It has been in the news of late that the loved ones of the late Aretha Franklin, the famed Queen of Soul, actually did have three handwritten wills hidden in various locations around her home. Until this discovery, the thought was that she had no estate plan.

Of these three wills, two of them, dating from 2010, were found locked in a cabinet. The remaining will, although written four years later in 2014, was found hidden in the cushions of a couch.

Ms. Franklin remained very discreet about the wealth she had accumulated over the course of her career as a famous Motown artist. She did not create a formal will or even let her long-time lawyer know about the existence of these holographic, or handwritten, wills.

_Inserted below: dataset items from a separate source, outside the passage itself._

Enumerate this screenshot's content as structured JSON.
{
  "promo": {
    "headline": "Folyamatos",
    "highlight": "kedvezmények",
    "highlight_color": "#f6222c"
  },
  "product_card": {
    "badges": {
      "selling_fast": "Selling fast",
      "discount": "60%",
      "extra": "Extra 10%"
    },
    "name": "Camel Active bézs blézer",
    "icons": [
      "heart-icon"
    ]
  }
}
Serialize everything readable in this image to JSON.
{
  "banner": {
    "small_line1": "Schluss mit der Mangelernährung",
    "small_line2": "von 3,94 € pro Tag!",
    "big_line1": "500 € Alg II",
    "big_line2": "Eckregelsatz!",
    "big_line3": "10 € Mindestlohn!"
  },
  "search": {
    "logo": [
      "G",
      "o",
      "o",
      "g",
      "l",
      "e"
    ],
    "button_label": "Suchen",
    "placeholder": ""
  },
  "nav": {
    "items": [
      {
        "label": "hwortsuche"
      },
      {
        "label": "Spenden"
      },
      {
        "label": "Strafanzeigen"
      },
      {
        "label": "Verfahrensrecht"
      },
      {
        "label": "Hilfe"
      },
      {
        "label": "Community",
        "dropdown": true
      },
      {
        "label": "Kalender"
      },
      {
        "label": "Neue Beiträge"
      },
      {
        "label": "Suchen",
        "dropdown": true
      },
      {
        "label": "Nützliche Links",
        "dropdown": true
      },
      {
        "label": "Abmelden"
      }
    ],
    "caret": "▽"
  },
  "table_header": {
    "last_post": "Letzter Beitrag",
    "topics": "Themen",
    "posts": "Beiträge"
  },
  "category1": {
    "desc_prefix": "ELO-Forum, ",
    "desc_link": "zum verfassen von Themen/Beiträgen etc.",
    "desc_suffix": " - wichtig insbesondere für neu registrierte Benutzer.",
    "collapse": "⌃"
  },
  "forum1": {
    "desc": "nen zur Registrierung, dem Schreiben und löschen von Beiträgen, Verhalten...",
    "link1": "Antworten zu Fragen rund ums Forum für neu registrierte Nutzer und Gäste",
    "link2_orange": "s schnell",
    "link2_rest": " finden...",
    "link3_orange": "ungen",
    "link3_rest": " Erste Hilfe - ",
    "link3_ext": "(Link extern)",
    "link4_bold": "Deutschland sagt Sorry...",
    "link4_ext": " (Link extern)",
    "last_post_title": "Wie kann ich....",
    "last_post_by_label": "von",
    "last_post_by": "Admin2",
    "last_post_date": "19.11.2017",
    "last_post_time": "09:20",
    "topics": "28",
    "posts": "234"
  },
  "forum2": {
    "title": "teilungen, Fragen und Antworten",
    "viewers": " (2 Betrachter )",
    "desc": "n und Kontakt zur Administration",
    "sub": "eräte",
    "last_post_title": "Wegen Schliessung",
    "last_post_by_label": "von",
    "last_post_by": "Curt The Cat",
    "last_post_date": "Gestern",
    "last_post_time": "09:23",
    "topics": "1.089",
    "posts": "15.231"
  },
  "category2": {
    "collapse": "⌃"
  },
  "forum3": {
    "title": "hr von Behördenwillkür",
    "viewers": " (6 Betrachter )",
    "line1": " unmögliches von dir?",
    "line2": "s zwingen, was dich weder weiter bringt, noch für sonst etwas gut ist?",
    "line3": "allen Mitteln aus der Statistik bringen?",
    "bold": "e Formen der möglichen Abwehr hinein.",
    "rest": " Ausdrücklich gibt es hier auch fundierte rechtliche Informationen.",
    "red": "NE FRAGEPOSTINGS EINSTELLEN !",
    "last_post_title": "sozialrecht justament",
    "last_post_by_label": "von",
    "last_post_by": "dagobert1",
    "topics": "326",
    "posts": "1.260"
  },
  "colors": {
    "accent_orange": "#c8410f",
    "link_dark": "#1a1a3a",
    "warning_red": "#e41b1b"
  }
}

Ms. Franklin’s four sons are fighting over the validity and the substance of these wills.

After all, even in states like North Carolina, where holographic wills are technically valid, handwritten estate directives can still raise a lot of difficulties and points of contention during the probate process.

For one, at least in North Carolina, a person still has to satisfy certain conditions before a holographic will can be admitted in to court. Even then, there still might be questions as to the authenticity, timing and overall validity of the will. Moreover, holographic wills may not be drafted in such a way to clearly express what the deceased person wanted.

Although holographic wills can in theory be used in North Carolina, the standard advice for someone who wants to plan an estate would be to create a valid will with the help of an attorney. Holographic wills present special challenges in the probate process that may require litigation to help resolve.